Eram tempos de Primeira Comunhão. Eu tinha dez anos, estudava em escola
católica e não tinha ideia do significado do ritual. Fizemos um curso
preparatório que explicava tudo direitinho. Mas, pra ser sincera, eu só pensava
no gosto da hóstia. Seria doce ou salgada? Molinha ou crocante? Gulosa de
nascença, imaginava como seria um pão bem fininho se dissolvendo no céu da
boca.
No dia do ritual, veio a família toda. Não entendi o alvoroço, mas
gostei da atenção. Minha mãe mandou fazer na costureira a roupa branca: conjuntinho
de saia no joelho e blusa de botão, com rendinhas nas mangas e nas barras. Meia
calça e sapato branco. Pela primeira vez, fui ao salão fazer as unhas e o
cabelo. “Não tira a cutícula, tá?”, mamãe pediu à manicure. Não sabia o que era
cutícula, mas não esquentei. Cada coisa a seu tempo. Naquele sábado, eu
já galgara importantes degraus do mundo adulto.
Dizem que o melhor da festa é esperar por ela. E este certamente foi o
caso. Dos preparativos, aliás, o evento mais marcante foi minha primeira
confissão. “Para comungar”, disse o padre, “é preciso confessar antes”. Não
entendi a conexão, mas também não estranhei. Afinal, quando se tem dez anos, tudo
é possível; qualquer caminho é natural.
(Li, certa vez, que se uma criança vê o
pai voando na cozinha, exclama com naturalidade: “Olha o papai voando!”. Já um
adulto... Cai morto, desmaia, para num hospício)[ii].
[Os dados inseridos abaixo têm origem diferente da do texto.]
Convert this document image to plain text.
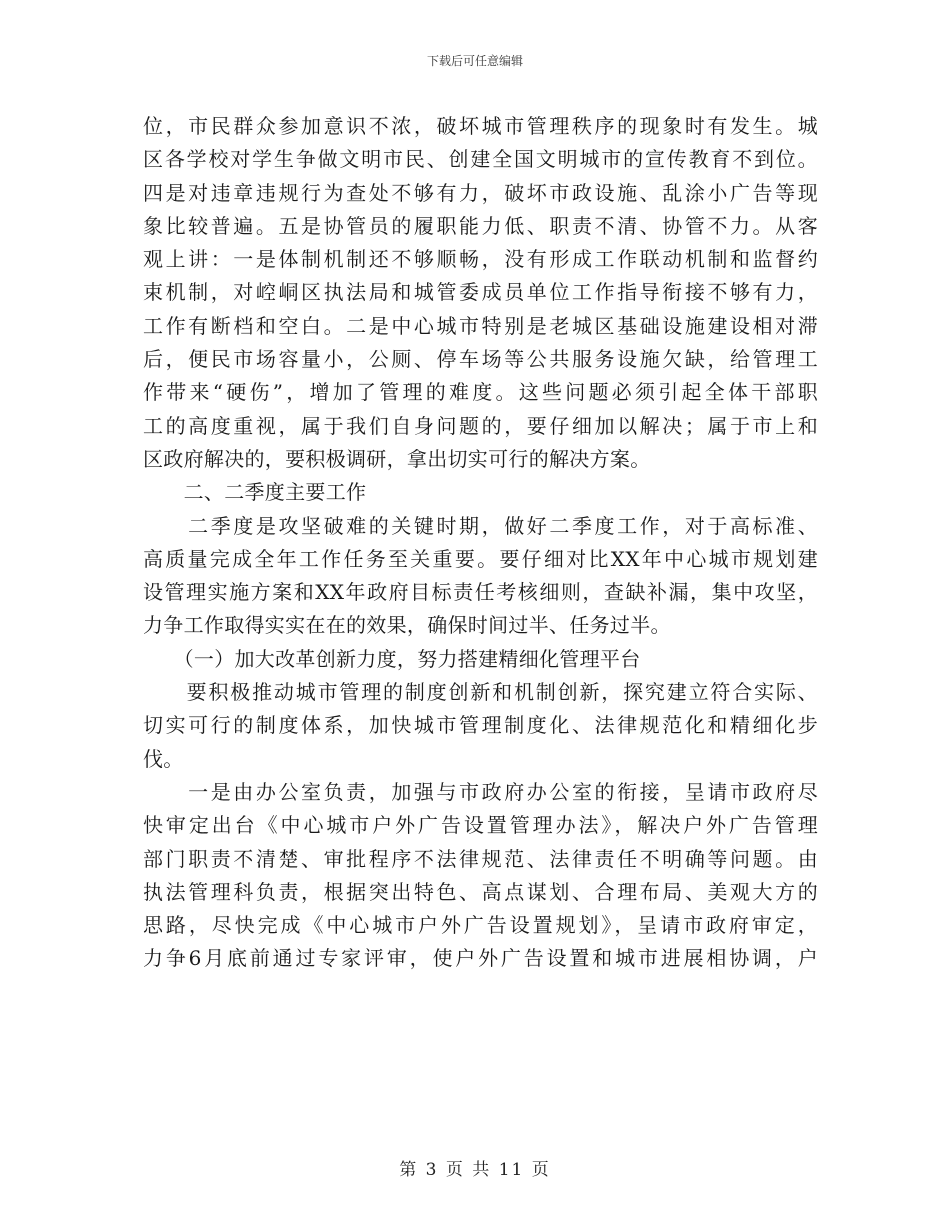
下载后可任意编辑
位，市民群众参加意识不浓，破坏城市管理秩序的现象时有发生。城
区各学校对学生争做文明市民、创建全国文明城市的宣传教育不到位。
四是对违章违规行为查处不够有力，破坏市政设施、乱涂小广告等现
象比较普遍。五是协管员的履职能力低、职责不清、协管不力。从客
观上讲：一是体制机制还不够顺畅，没有形成工作联动机制和监督约
束机制，对崆峒区执法局和城管委成员单位工作指导衔接不够有力，
工作有断档和空白。二是中心城市特别是老城区基础设施建设相对滞
后，便民市场容量小，公厕、停车场等公共服务设施欠缺，给管理工
作带来“硬伤”，增加了管理的难度。这些问题必须引起全体干部职
工的高度重视，属于我们自身问题的，要仔细加以解决；属于市上和
区政府解决的，要积极调研，拿出切实可行的解决方案。
　　二、二季度主要工作
　　二季度是攻坚破难的关键时期，做好二季度工作，对于高标准、
高质量完成全年工作任务至关重要。要仔细对比XX年中心城市规划建
设管理实施方案和XX年政府目标责任考核细则，查缺补漏，集中攻坚，
力争工作取得实实在在的效果，确保时间过半、任务过半。
　　（一）加大改革创新力度，努力搭建精细化管理平台
　　要积极推动城市管理的制度创新和机制创新，探究建立符合实际、
切实可行的制度体系，加快城市管理制度化、法律规范化和精细化步
伐。
　　一是由办公室负责，加强与市政府办公室的衔接，呈请市政府尽
快审定出台《中心城市户外广告设置管理办法》，解决户外广告管理
部门职责不清楚、审批程序不法律规范、法律责任不明确等问题。由
执法管理科负责，根据突出特色、高点谋划、合理布局、美观大方的
思路，尽快完成《中心城市户外广告设置规划》，呈请市政府审定，
力争6月底前通过专家评审，使户外广告设置和城市进展相协调，户
第 3 页 共 11 页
Voltando à confissão. A igreja, da escola, era escura e de sinistros
rumores: diziam as más línguas que a santa até mexia (e dizia-se tanto que a
coordenadora, certa vez, teve que ir de sala em sala desmentindo o boato). Por
via das dúvidas, entrei na igreja desviando o olhar. O coração, pequenino,
rebentava o peito.
- Luisa Benevides, o padre chamou.
Era minha vez de confessar.
Esta é, talvez, uma das lembranças mais escuras que tenho. Por entre uma
renda de madeira, o padre ordenou que declarasse meus crimes. “Que nervoso, não
poder ver com quem converso”, pensei. Mas se é assim, é assim. Na véspera,
havia ensaiado minha breve confissão que, na hora, breveou ainda mais:
- Brigo-muito-com-meu-irmão – disse, sem respirar.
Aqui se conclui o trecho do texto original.